Simon Stevens, the new head of NHS England, kick-started his leadership of a million-plus strong workforce this week by giving them a simple mantra to follow - "think like a patient, act like a taxpayer."
This simple phrase is expected to kick start the biggest change the NHS has ever seen, whereby outdated systems and job roles are redesigned around the most effective ways to deliver care to patients.
However, time is not with Simon Stevens and these changes are being hastened by growing public anger about continuing examples of medical negligence and harm caused by a breakdown in patient care. They are also necessitated by potential threats to NHS budgets (what Stevens calls "the most sustained budget crunch in its 66 year history") and a private health sector that is hungry to get its hands on public money for the promise of better and leaner health services.
So with all these competing voices, who will be put first, the patient or the taxpayer?
I would argue that putting patients first is putting the taxpayer first and here's my six-point plan for Simon Stevens to get his teeth into:
1. Firstly, using public money wisely isn't about cutting corners, it's about getting the best value for money. That doesn't mean denying expensive treatments, it means looking at what treatment will have the maximum and quickest impact.
2. Secondly, it's about investing in staff training and getting patients in front of the most qualified person as quickly as possible.
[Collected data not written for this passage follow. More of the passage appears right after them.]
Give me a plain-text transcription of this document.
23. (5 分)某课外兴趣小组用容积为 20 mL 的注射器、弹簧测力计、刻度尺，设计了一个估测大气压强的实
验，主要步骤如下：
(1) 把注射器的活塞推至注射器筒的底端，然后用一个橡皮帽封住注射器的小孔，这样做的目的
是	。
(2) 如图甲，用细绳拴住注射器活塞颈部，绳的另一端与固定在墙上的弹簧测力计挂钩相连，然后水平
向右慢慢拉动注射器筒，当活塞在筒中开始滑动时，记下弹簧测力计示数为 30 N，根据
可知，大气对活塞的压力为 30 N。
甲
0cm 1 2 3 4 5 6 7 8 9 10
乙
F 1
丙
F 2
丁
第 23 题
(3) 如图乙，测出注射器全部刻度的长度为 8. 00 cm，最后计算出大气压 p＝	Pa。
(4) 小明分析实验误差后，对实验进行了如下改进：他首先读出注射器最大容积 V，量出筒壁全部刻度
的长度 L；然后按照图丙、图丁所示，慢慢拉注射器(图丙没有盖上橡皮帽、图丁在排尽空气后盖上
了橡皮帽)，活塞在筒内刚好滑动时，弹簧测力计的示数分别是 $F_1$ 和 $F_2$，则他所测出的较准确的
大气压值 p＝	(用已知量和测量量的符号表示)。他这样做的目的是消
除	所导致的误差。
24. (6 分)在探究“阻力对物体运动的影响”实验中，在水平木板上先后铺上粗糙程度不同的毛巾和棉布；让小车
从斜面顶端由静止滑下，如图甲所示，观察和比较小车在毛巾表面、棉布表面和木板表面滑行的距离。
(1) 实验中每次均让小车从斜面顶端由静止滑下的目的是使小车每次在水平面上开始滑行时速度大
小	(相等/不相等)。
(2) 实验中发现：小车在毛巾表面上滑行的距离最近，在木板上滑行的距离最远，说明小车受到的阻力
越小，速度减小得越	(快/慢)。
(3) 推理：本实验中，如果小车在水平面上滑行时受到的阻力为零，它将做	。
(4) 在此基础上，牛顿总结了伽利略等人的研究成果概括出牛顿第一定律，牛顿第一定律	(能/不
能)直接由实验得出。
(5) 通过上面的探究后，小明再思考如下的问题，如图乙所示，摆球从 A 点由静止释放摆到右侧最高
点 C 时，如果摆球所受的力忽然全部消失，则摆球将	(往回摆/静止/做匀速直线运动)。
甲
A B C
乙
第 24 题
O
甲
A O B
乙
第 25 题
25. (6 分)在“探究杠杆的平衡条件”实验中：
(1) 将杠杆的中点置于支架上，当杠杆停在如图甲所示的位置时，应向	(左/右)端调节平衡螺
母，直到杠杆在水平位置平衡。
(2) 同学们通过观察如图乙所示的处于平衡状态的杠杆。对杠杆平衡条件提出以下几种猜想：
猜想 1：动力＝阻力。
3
Each month at Fletchers Solicitors, we hear of hundreds of examples where lasting harm has been caused because opportunities to treat conditions quickly and effectively were missed.
3. It's also about being honest and transparent. April 1st saw a duty of candour being implemented alongside a set of reforms designed to tackle the NHS' reputation crisis. Put simply, this means that when things go badly wrong the NHS should admit its mistakes and make amends. Sounds obvious doesn't it? But the public (patients and taxpayers alike) would be appalled if they saw the lengths parts of the NHS have gone to in the past to cover up mistakes and deny responsibility. NHS managers may say that doing so is about avoiding payouts for negligence payouts, but guess who picks up the tab for putting right these mistakes? That's right, the taxpayer, in the form of corrective medical treatment, benefit payments and lost tax revenue when people are unable to work. That's before counting the true cost of ruined lives as a result of medical negligence.
4. The NHS also needs to become better at listening. I've written here before about failures at listening to patients and it's clear that the system for accepting and reacting to the views of patients is badly in need of an overhaul. There's less need to spend millions on consultants and managers when you're set up to listen to the 50 million plus people more than happy to share their views on what you're doing wrong.
5. However, listening is only worthwhile if you then react effectively and quickly. The negligence we see in our firm doesn't just come from an individual's errors, sometimes it can be established practices and procedures that are at fault - a willingness to change would see better practices adopted across the NHS and a reduction in unnecessary harm.
6. The NHS should be structured around patients not its staff. Efficiencies and budget crunching is modern-day policy speak for redundancies, and without doubt the number of people employed by the NHS is going to be reduced. However, where the scalpel is to be wielded is another matter. Basing these decisions on each employee's contribution to patient care would be a good place to start. The NHS needs experienced and highly trained people delivering frontline care. It needs the right number of doctors or consultants, making good early judgment calls to ensure patients are dealt with efficiently. It also needs consultants focused and available for when NHS patients need them - people do not stop needing treatment over weekends, late at night or during the Christmas holidays. It also needs experienced heads to guide student and newly qualified practitioners in their early days in practice. Again, cutting costs alone doesn't mean getting better value.
So can 'thinking like a patient' save the NHS? Not on its own. What is really needed is good leadership from Simon Stevens.
We need him not just to say the right things, but also to stand up for patients when it matters. When it comes to pushing back on the political agenda of whichever minister is in charge. When it comes to negotiating with the unions and senior consultants.
We also need him to gain the trust and support of NHS staff. When we're next sitting in a hospital bed we want staff feeling part of a successful, happy and effective NHS, not angry with their boss.